To comfort a grieving child, you need compassion, understanding; to see the world through their eyes. If you can’t do any that… settle for beer.
A fantasy film about magic and drinking, loss and the joys of swearing. When Pigs Fly will probably make parents cringe at the beginning as an uncle comforts his grieving ten year old niece with a beer, and several profanities. But as we are subtlely engulfed into a series of flashbacks filled with family drama and a child with vivid in imagination, we quickly come to understand where the joys of swearing are coming from.
The film was created as my thesis at USC. I was playing around texturing to do the drawn look from A-Ha’s classic ‘Take On Me’ music video much faster. Initially I was going to try to do it all by hand. But I did the math and it would of taken ten years to animate ten seconds. Luckily I was sitting next to a brilliant VFX supervisor named Johnson Thomasson who figured out a better way. From there we got really lucky we were given a fellowship from 21st Century Fox for students using VFX for storytelling. Then we got really lucky and were able to get Glenn Howerton from It’s Always Sunny in Philadelphia to play the lead for free (USC students can’t pay actors.) I’m a huge fan of the show and him, so it was a really intimidating.

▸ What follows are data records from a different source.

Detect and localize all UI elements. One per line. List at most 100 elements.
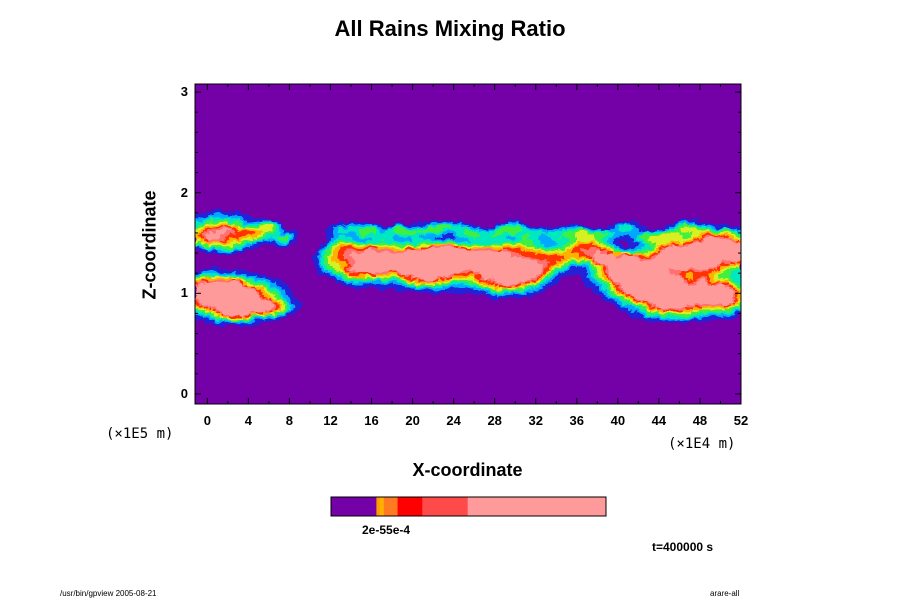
rain-cell [267,300,272,303]
rain-cell [607,266,610,269]
rain-cell [315,252,320,255]
rain-cell [195,294,260,297]
rain-cell [261,296,264,299]
rain-cell [577,242,594,245]
rain-cell [665,226,672,229]
rain-cell [267,298,270,301]
rain-cell [395,236,404,239]
rain-cell [327,262,336,265]
rain-cell [195,306,200,309]
rain-cell [487,292,496,295]
rain-cell [497,250,502,253]
rain-cell [325,234,334,237]
rain-cell [291,236,294,239]
rain-cell [325,268,330,271]
rain-cell [593,284,600,287]
rain-cell [281,310,286,313]
rain-cell [445,278,452,281]
rain-cell [471,292,488,295]
rain-cell [613,242,620,245]
rain-cell [613,250,620,253]
rain-cell [237,228,244,231]
rain-cell [613,292,618,295]
rain-cell [395,272,402,275]
rain-cell [333,272,338,275]
rain-cell [243,282,250,285]
rain-cell [679,234,694,237]
rain-cell [595,264,600,267]
rain-cell [205,246,214,249]
rain-cell [389,228,396,231]
rain-cell [503,288,508,291]
rain-cell [581,250,600,253]
rain-cell [253,234,260,237]
rain-cell [341,284,352,287]
rain-cell [729,280,738,283]
rain-cell [423,284,436,287]
rain-cell [325,232,334,235]
rain-cell [277,288,284,291]
rain-cell [529,234,542,237]
rain-cell [691,236,698,239]
rain-cell [207,218,232,221]
rain-cell [647,302,652,305]
rain-cell [241,236,256,239]
rain-cell [737,230,741,233]
rain-cell [619,224,626,227]
rain-cell [537,278,542,281]
rain-cell [705,280,710,283]
rain-cell [679,232,690,235]
rain-cell [643,240,652,243]
rain-cell [503,234,524,237]
rain-cell [701,314,726,317]
rain-cell [491,244,504,247]
chart-title: All Rains Mixing Ratio [334,16,566,41]
rain-cell [233,244,240,247]
rain-cell [263,286,270,289]
rain-cell [397,274,406,277]
rain-cell [607,252,614,255]
rain-cell [333,240,338,243]
rain-cell [619,296,624,299]
rain-cell [603,270,606,273]
rain-cell [339,270,344,273]
rain-cell [349,270,352,273]
rain-cell [707,278,712,281]
rain-cell [559,266,564,269]
rain-cell [707,228,732,231]
rain-cell [265,314,272,317]
rain-cell [477,232,494,235]
colorbar-segment [422,497,469,516]
rain-cell [423,280,434,283]
rain-cell [631,252,646,255]
rain-cell [327,272,334,275]
rain-cell [341,274,346,277]
rain-cell [519,224,524,227]
rain-cell [731,232,738,235]
rain-cell [205,234,222,237]
rain-cell [617,288,622,291]
rain-cell [347,272,352,275]
rain-cell [721,264,730,267]
rain-cell [211,222,230,225]
rain-cell [547,266,550,269]
rain-cell [223,314,226,317]
rain-cell [467,230,470,233]
rain-cell [541,234,548,237]
rain-cell [283,312,290,315]
rain-cell [617,298,622,301]
rain-cell [689,278,692,281]
rain-cell [597,268,602,271]
rain-cell [313,254,320,257]
rain-cell [557,254,580,257]
rain-cell [363,240,366,243]
rain-cell [547,264,552,267]
rain-cell [537,236,550,239]
rain-cell [509,236,516,239]
rain-cell [709,274,714,277]
rain-cell [489,284,494,287]
rain-cell [703,236,710,239]
rain-cell [609,296,614,299]
rain-cell [243,314,246,317]
rain-cell [481,234,492,237]
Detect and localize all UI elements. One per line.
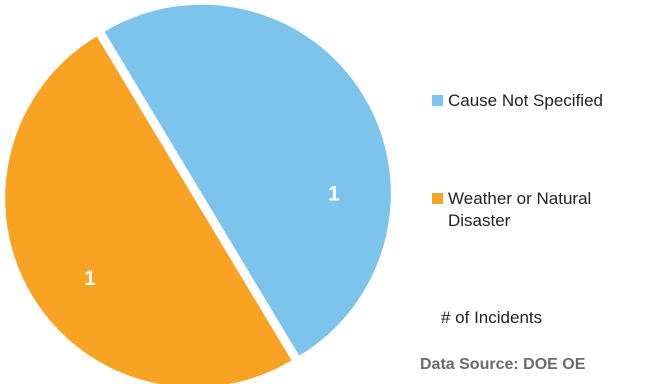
data-label-weather-or-natural-disaster: 1 — [84, 267, 96, 290]
legend-item-weather-or-natural-disaster: Weather or Natural Disaster — [432, 188, 608, 232]
legend-label-weather-or-natural-disaster: Weather or Natural Disaster — [448, 189, 592, 230]
incidents-label: # of Incidents — [441, 308, 543, 327]
pie-slice-weather-or-natural-disaster — [5, 36, 292, 384]
legend-label-cause-not-specified: Cause Not Specified — [448, 91, 603, 110]
data-label-cause-not-specified: 1 — [328, 182, 340, 205]
legend-item-cause-not-specified: Cause Not Specified — [432, 90, 638, 112]
pie-slice-cause-not-specified — [104, 4, 391, 356]
legend: Cause Not Specified Weather or Natural D… — [432, 0, 642, 384]
legend-swatch-weather-or-natural-disaster — [432, 193, 443, 204]
data-source-label: Data Source: DOE OE — [420, 356, 586, 373]
legend-swatch-cause-not-specified — [432, 95, 443, 106]
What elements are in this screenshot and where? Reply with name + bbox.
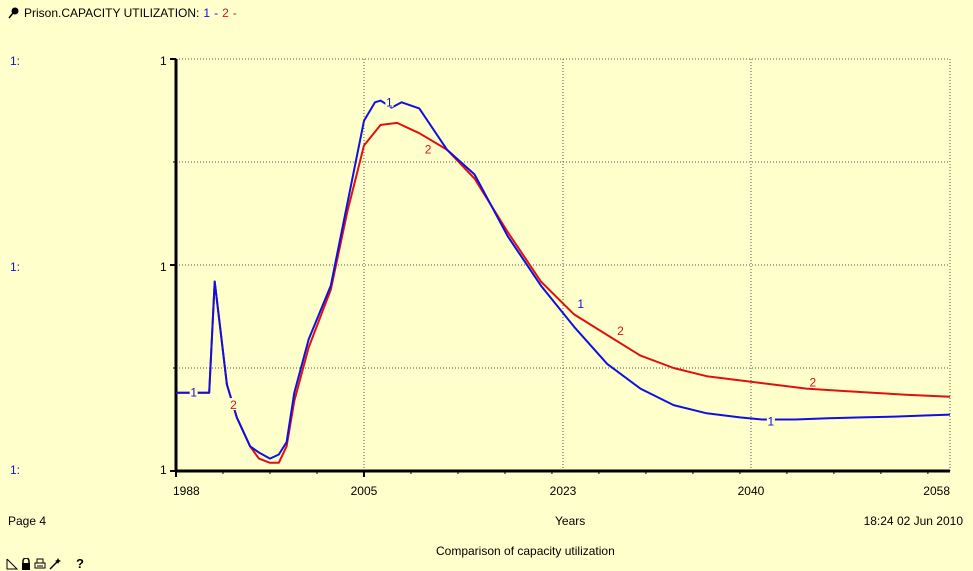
help-button[interactable]: ? [76,556,84,571]
header-series-2-marker: 2 [222,6,229,20]
x-tick-label: 2023 [550,484,577,498]
y-tick-bottom: 1 [160,463,167,477]
page-indicator: Page 4 [8,514,47,528]
corner-icon[interactable] [6,558,18,570]
series-marker-1: 1 [768,415,775,429]
series-marker-1: 1 [386,95,393,109]
x-tick-label: 2058 [923,484,950,498]
x-tick-label: 2005 [351,484,378,498]
scale-label-top: 1: [10,54,21,68]
grid-lines [176,58,951,471]
marker-bg [189,385,198,398]
series-marker-2: 2 [425,143,432,157]
graph-header: Prison.CAPACITY UTILIZATION: 1 - 2 - [8,6,237,20]
series-marker-1: 1 [190,386,197,400]
series-marker-1: 1 [577,297,584,311]
series-line-2 [176,121,951,464]
series-line-1 [176,99,951,460]
print-icon[interactable] [34,558,46,570]
series-markers: 1 1 1 1 2 2 2 2 [189,95,817,429]
series-lines [176,99,951,464]
y-tick-middle: 1 [160,260,167,274]
marker-bg [424,142,433,155]
lock-icon[interactable] [21,557,31,570]
header-trailing-separator: - [232,6,237,20]
header-series-1-marker: 1 [203,6,211,20]
x-axis-label: Years [555,514,586,528]
series-marker-2: 2 [617,324,624,338]
pin-icon[interactable] [8,7,20,19]
x-tick-label: 1988 [173,484,200,498]
marker-bg [766,414,775,427]
marker-bg [616,323,625,336]
scale-label-bottom: 1: [10,463,21,477]
axes: 1988 2005 2023 2040 2058 [170,58,950,498]
timestamp: 18:24 02 Jun 2010 [863,514,963,528]
series-marker-2: 2 [230,398,237,412]
chart-subtitle: Comparison of capacity utilization [436,544,615,558]
marker-bg [808,375,817,388]
marker-bg [385,95,394,108]
graph-toolbar: ? [6,556,84,571]
y-tick-top: 1 [160,54,167,68]
marker-bg [229,398,238,411]
x-tick-label: 2040 [738,484,765,498]
series-marker-2: 2 [810,375,817,389]
header-separator: - [214,6,219,20]
marker-bg [576,297,585,310]
header-title: Prison.CAPACITY UTILIZATION: [24,6,200,20]
scale-label-middle: 1: [10,260,21,274]
wand-icon[interactable] [49,557,61,570]
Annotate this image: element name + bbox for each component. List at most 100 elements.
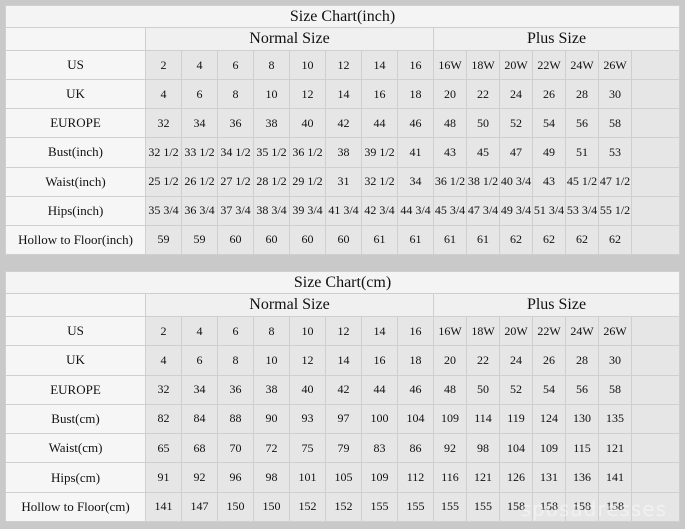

But he couldn’t have been any nicer and it was an amazing experience getting to work with an actor like that. All in all the film took about two years to create.
While the film holds itself up quite strongly cinematically, it’s the magical VFX and CG characters that bring the story and film up to high praise. Children have quite an impressive imagination, and when filmmakers like Kaveh Veyssi are capable of bringing that vividness to life on film, it does nothing but brighten our eyes. A real gem and memorable film.